Pour justifier ses gigantesques budgets, l’armée colombienne pratique le meurtre de civils et, en ayant recours à de macabres montages militaro-médiatiques, elle présente ensuite les cadavres comme des « guérilleros abattus au cours d’un combat ». Ces « faux positifs » (voir NDT), sont choisis dans la population rurale ou dans celle des quartiers périphériques les plus pauvres, mais on trouve également parmi eux des syndicalistes et des opposants.

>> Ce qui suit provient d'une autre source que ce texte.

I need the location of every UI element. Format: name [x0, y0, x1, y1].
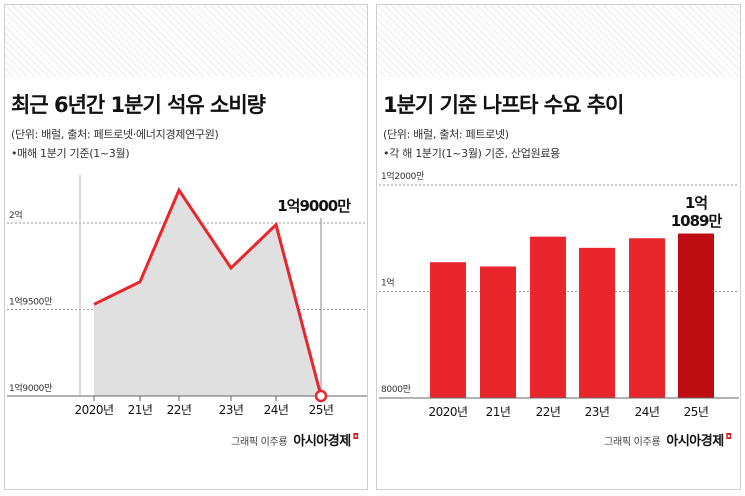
x-tick-label: 22년 — [167, 403, 192, 417]
credit-artist: 그래픽 이주룡 — [604, 437, 661, 448]
bar — [530, 236, 566, 398]
x-tick-label: 21년 — [128, 403, 153, 417]
credit-brand: 아시아경제 — [293, 434, 351, 449]
x-tick-label: 21년 — [486, 405, 511, 419]
last-point-marker — [314, 389, 328, 403]
chart-title: 최근 6년간 1분기 석유 소비량 — [11, 93, 266, 117]
x-tick-label: 25년 — [309, 403, 334, 417]
naphtha-demand-panel: 1분기 기준 나프타 수요 추이 (단위: 배럴, 출처: 페트로넷) •각 해… — [376, 4, 741, 490]
chart-note: •각 해 1분기(1~3월) 기준, 산업원료용 — [383, 147, 561, 160]
brand-mark-icon: ◘ — [725, 432, 732, 441]
x-tick-label: 2020년 — [74, 403, 113, 417]
x-tick-label: 25년 — [684, 405, 709, 419]
decorative-header-band — [377, 5, 740, 77]
x-tick-label: 23년 — [585, 405, 610, 419]
credit-artist: 그래픽 이주룡 — [231, 437, 288, 448]
y-tick-label: 1억9500만 — [9, 296, 52, 308]
credit: 그래픽 이주룡 아시아경제 ◘ — [231, 430, 359, 449]
chart-note: •매해 1분기 기준(1~3월) — [11, 147, 130, 160]
area-fill — [94, 190, 321, 396]
y-tick-label: 1억2000만 — [381, 170, 424, 182]
chart-source: (단위: 배럴, 출처: 페트로넷·에너지경제연구원) — [11, 128, 219, 141]
x-tick-label: 24년 — [635, 405, 660, 419]
y-tick-label: 8000만 — [381, 384, 411, 395]
x-tick-label: 23년 — [219, 403, 244, 417]
x-tick-label: 22년 — [536, 405, 561, 419]
bar — [678, 233, 714, 398]
data-label-annotation: 1억9000만 — [277, 197, 351, 215]
x-tick-label: 24년 — [264, 403, 289, 417]
y-tick-label: 1억 — [381, 277, 394, 289]
y-tick-label: 1억9000만 — [9, 382, 52, 394]
y-tick-label: 2억 — [9, 209, 22, 221]
data-label-annotation: 1089만 — [671, 212, 723, 230]
chart-source: (단위: 배럴, 출처: 페트로넷) — [383, 128, 509, 141]
bar — [579, 247, 615, 398]
brand-mark-icon: ◘ — [352, 432, 359, 441]
decorative-header-band — [5, 5, 367, 77]
oil-consumption-panel: 최근 6년간 1분기 석유 소비량 (단위: 배럴, 출처: 페트로넷·에너지경… — [4, 4, 368, 490]
bar — [480, 266, 516, 398]
bar — [430, 262, 466, 398]
data-label-annotation: 1억 — [685, 194, 707, 212]
credit: 그래픽 이주룡 아시아경제 ◘ — [604, 430, 732, 449]
x-tick-label: 2020년 — [428, 405, 467, 419]
credit-brand: 아시아경제 — [666, 434, 724, 449]
oil-consumption-chart: 2억 1억9500만 1억9000만 2020년 21년 22년 23년 24년 25년 1억90… — [7, 175, 367, 417]
bar — [629, 238, 665, 398]
series-line — [93, 186, 323, 397]
chart-title: 1분기 기준 나프타 수요 추이 — [383, 93, 624, 117]
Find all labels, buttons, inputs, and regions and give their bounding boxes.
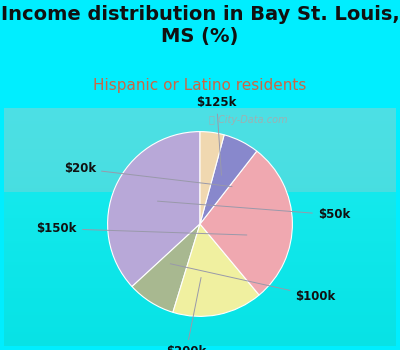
Text: $50k: $50k <box>158 201 350 221</box>
Text: ⎙ City-Data.com: ⎙ City-Data.com <box>209 116 288 125</box>
Wedge shape <box>173 224 259 316</box>
Text: Hispanic or Latino residents: Hispanic or Latino residents <box>93 78 307 93</box>
Text: $100k: $100k <box>170 264 336 302</box>
Wedge shape <box>200 135 257 224</box>
Text: $20k: $20k <box>64 162 232 187</box>
Wedge shape <box>132 224 200 312</box>
Text: $125k: $125k <box>196 96 237 175</box>
Wedge shape <box>200 132 224 224</box>
Wedge shape <box>108 132 200 287</box>
Text: $150k: $150k <box>36 222 247 235</box>
Text: $200k: $200k <box>166 278 206 350</box>
Text: Income distribution in Bay St. Louis,
MS (%): Income distribution in Bay St. Louis, MS… <box>1 6 399 47</box>
Wedge shape <box>200 151 292 295</box>
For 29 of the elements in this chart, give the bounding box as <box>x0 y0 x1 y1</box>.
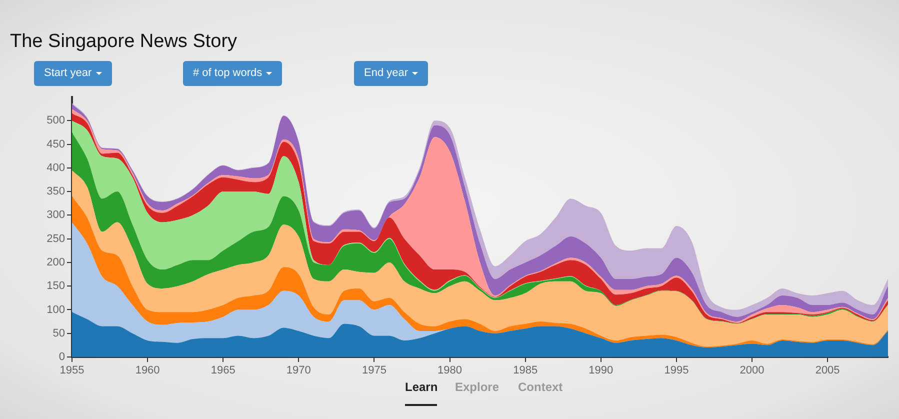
x-tick-label: 1985 <box>513 364 538 377</box>
y-tick-label: 100 <box>46 304 65 316</box>
text: Explore <box>455 380 500 394</box>
x-tick-label: 2000 <box>740 364 764 377</box>
y-tick-label: 350 <box>46 186 65 198</box>
y-tick-label: 200 <box>46 256 65 268</box>
y-tick-label: 50 <box>52 327 65 340</box>
x-tick-label: 1980 <box>438 364 462 377</box>
y-tick-label: 0 <box>58 351 65 364</box>
y-tick-label: 250 <box>46 232 65 245</box>
y-tick-label: 150 <box>46 280 65 292</box>
y-tick-label: 500 <box>46 114 65 127</box>
text: Start year <box>44 67 92 79</box>
x-tick-label: 1960 <box>135 364 160 377</box>
x-tick-label: 1970 <box>286 364 311 377</box>
text: Learn <box>405 380 438 394</box>
y-tick-label: 300 <box>46 209 65 222</box>
x-tick-label: 2005 <box>815 364 840 377</box>
x-tick-label: 1955 <box>60 364 84 377</box>
x-tick-label: 1965 <box>210 364 236 377</box>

Il y a au moins 3 200 cas documentés de ces meurtres de civils ; l’impunité représente 99 % des auteurs matériels et 100 % des auteurs intellectuels de cette pratique.

60 % des syndicalistes assassinés dans le monde le sont en Colombie, par la force publique ou l’organisation paramilitaire des multinationales et de l’Etat.

Le crime d’Etat par la disparition forcée est un autre terrible « record » de la « démocratie » colombienne, qui surpasse les chiffres de torture et de disparition forcée des dictatures du Cône Sud : l’ONU reconnaît au moins 57 200 disparus, la Commission de Recherche a chiffré à 62 000 les disparus (août 2011), les victimes réclament environ 250 000 personnes disparues : dans les trois dernières années, les organes de répression de l’Etat colombien ont fait disparaître 38 255 personnes (Rapport de la Médecine Légale).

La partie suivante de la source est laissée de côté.